In a letter sent Monday to leaders of the House Energy and Commerce committee, the ad groups say the bipartisan “American Data Privacy and Protection Act” should allow companies to take an opt-out approach to targeted advertising.
“The bill should be amended so that responsible advertising -- the lifeblood of the American economy -- is subject to an opt out,” the business organizations Privacy for America, American Advertising Federation, American Association of Advertising Agencies, Association of National Advertisers, Insights Association, Interactive Advertising Bureau, and The National Business Coalition on E-Commerce & Privacy write.
“Such a change would help ensure targeted advertising practices can continue so that all types of businesses, mission-driven organizations, governments, and political campaigns can reach relevant audiences of consumers, donors, and voters,” the organizations add.
The proposed privacy bill, which would override most state privacy laws, was initially floated in early June by Reps. Frank Pallone, Jr. (D-New Jersey) and Cathy McMorris Rodgers (R-Washington) and Sen. Roger Wicker (R-Mississippi). Late last month, the House Subcommittee on Consumer Protection and Commerce unanimously voted to send an amended version of the measure to the Energy and Commerce committee.
The initial draft bill had provisions requiring advertisers to obtain consumers' opt-in consent for targeting, but it's not clear whether the current version requires affirmative consent.
One provision of the current version obligates companies to obtain explicit consent before collecting, processing or transferring “aggregated internet search or browsing history.” (That provision has some exceptions, including a narrow one for research and analytics, but not for advertising.)
The bill doesn't define “aggregated,” and the term could be interpreted to cover the type of clickstream data that's used to build marketing profiles.

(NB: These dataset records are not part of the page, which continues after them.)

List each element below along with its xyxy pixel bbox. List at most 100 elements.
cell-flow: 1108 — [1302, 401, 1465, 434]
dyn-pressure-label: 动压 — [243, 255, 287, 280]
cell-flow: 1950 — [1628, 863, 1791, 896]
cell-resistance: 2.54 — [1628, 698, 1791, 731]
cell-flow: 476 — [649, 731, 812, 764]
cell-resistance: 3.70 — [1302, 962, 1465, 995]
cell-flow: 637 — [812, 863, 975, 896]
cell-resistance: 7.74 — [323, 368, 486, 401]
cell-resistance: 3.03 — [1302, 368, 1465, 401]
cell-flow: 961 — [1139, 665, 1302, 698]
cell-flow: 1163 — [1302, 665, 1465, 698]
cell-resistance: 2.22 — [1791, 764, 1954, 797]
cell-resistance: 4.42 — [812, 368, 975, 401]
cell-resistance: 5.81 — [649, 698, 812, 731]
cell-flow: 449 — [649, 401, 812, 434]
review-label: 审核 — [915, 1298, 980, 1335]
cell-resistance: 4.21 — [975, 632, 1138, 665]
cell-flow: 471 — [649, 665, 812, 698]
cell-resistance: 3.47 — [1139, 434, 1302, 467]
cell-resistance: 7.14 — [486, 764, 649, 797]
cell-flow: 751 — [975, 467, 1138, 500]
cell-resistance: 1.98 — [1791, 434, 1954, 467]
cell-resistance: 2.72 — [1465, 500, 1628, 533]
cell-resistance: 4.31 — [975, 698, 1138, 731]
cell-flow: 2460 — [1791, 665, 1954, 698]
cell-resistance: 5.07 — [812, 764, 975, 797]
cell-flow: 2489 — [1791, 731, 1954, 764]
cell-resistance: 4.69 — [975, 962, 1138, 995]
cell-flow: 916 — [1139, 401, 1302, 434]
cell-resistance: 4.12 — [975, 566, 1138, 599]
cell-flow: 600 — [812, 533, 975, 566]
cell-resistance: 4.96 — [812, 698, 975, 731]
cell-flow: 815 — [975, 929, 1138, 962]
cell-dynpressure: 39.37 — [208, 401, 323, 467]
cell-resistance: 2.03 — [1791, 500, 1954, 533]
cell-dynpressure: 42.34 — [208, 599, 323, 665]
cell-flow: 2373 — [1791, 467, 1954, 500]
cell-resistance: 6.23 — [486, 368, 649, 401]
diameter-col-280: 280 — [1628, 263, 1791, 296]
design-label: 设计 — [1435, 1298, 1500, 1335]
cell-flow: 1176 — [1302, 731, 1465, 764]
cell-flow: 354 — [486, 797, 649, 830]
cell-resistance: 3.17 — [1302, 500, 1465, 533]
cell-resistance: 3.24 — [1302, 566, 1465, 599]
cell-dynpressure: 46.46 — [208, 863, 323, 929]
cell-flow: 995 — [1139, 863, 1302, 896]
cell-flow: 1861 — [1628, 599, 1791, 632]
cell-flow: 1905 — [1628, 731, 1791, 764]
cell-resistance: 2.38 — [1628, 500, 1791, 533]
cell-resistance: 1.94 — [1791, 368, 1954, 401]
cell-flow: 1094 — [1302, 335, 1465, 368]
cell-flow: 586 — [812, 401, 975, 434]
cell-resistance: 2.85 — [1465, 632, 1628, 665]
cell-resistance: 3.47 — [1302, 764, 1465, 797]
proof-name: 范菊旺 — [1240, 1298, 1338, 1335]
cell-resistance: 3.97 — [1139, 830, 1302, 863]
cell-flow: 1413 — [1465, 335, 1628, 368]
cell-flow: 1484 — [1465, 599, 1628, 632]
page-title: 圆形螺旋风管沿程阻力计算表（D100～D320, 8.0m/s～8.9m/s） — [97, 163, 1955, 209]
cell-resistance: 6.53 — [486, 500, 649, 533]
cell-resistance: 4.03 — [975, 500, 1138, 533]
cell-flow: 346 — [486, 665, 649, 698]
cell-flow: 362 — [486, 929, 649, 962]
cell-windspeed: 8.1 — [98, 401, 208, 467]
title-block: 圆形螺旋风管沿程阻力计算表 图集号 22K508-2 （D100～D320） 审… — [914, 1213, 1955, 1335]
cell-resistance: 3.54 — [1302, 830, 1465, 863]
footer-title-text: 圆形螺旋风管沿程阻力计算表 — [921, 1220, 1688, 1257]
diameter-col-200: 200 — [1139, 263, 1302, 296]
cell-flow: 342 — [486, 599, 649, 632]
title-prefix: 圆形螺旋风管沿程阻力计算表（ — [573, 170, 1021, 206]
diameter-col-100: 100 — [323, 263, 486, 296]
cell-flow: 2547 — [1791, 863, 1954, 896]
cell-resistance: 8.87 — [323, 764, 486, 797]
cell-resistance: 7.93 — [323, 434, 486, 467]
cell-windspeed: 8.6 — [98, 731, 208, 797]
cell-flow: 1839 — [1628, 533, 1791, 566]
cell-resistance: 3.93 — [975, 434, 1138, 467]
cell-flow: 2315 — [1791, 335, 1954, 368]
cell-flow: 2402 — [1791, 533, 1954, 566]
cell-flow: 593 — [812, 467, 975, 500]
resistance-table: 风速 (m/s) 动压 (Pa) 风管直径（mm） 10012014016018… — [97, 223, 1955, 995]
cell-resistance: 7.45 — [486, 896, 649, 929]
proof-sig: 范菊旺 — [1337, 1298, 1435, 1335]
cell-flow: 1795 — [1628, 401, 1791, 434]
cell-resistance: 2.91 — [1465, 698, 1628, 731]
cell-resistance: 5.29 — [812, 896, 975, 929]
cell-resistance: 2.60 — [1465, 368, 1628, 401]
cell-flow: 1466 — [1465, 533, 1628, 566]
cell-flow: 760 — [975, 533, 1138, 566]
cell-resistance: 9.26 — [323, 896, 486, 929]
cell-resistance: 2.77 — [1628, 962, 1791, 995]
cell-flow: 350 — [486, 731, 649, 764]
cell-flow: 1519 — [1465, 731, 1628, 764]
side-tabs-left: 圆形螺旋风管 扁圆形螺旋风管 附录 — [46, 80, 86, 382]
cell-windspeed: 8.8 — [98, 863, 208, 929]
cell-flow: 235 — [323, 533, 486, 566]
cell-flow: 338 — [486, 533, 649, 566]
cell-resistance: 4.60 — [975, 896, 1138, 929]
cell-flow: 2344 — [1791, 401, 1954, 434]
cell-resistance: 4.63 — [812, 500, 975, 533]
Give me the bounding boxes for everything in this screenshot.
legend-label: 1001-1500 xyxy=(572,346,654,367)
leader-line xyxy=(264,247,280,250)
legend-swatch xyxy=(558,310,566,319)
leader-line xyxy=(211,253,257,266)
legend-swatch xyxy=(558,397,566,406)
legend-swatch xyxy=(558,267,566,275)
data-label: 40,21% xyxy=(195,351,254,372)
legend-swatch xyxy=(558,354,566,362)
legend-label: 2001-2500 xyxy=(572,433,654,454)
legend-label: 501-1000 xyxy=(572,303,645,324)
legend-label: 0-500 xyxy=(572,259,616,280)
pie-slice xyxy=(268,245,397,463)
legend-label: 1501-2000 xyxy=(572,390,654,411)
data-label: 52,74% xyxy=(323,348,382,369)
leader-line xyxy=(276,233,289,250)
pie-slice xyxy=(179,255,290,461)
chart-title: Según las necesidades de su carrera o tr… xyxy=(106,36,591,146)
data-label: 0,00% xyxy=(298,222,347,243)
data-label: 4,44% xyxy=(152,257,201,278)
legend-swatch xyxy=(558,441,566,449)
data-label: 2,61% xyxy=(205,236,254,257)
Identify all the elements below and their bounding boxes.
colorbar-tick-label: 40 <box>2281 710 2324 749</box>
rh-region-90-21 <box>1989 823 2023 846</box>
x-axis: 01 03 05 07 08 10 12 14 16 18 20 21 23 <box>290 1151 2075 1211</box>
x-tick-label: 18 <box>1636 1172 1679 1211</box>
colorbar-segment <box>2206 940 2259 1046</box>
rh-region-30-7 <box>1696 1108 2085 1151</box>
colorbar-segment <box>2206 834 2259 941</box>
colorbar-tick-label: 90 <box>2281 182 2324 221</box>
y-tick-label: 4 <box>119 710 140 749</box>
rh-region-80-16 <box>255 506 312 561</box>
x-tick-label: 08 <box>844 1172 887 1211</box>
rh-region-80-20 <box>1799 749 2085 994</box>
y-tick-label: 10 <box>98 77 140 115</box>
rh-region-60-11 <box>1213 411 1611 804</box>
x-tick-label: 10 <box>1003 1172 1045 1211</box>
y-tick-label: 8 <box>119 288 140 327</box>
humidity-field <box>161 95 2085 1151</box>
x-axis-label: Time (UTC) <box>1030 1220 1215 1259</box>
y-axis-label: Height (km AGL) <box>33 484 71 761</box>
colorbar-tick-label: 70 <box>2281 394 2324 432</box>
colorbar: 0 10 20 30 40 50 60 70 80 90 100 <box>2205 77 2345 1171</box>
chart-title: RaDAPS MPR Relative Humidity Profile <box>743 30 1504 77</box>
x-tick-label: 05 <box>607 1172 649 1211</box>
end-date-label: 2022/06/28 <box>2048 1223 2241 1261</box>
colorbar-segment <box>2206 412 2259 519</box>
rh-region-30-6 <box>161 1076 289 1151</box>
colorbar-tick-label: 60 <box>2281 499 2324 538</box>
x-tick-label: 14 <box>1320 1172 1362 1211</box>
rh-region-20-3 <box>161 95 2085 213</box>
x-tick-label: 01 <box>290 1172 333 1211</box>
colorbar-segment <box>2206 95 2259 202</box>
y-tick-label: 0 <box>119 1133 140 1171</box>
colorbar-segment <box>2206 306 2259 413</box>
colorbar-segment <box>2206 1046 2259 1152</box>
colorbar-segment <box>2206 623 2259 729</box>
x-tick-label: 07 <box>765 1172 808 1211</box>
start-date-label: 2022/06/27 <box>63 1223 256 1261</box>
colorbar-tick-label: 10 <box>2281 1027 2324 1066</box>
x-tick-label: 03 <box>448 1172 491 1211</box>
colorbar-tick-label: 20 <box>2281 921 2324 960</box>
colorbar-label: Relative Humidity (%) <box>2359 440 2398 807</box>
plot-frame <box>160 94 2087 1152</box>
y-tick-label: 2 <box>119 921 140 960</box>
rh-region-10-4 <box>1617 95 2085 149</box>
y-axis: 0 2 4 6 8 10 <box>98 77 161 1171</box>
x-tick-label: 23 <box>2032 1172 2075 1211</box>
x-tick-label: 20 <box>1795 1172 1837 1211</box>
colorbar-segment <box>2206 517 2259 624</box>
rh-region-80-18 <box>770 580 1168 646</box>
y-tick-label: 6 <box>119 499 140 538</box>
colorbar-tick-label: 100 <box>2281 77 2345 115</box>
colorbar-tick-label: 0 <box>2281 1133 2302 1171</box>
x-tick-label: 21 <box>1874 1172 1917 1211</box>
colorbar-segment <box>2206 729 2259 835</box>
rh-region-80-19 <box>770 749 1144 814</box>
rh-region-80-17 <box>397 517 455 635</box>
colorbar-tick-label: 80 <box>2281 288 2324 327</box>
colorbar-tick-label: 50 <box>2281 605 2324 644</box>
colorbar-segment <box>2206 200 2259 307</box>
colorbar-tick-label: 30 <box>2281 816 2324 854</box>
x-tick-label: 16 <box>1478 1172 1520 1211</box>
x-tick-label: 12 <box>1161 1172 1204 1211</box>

But, in a seeming contradiction, another portion of the bill allows companies to engage in targeted advertising on an opt-out basis.
Attorney Stu Ingis, advisor to Privacy for America, says advertisers want the bill to clearly allow targeted advertising on an opt-out basis.
“This is too important to be ambiguous,” he says.
The bill also designates people's video viewing history as “sensitive” -- a classification that could prohibit companies from processing that data.
The ad organizations are also urging lawmakers to revise that provision, writing that it “would unreasonably limit the ability of content creators and distributors to understand how their content is viewed or what their audiences want.”
The groups also urge numerous other revisions, including that lawmakers add a provision to prevent private companies from “interfering with or blocking” any legal data collection and use.
“If a goal of the legislation is to create a uniform national standard, private corporate actors should not be able to set their own standards different from the federal law,” the groups write. “A corporate entity should not be able to set a standard where individual states have been precluded from doing the same.”
While the letter doesn't name any companies, the ad industry has publicly criticized Apple for mobile privacy settings that require app developers to obtain users' opt-in consent to tracking, and Google for its plan to block ad-tech companies' cookies.
The bill is slated be marked up in the House on Wednesday, but its prospects remain unclear. Senate Commerce Chair Maria Cantwell (D-Washington) has reportedly said the measure isn't strong enough.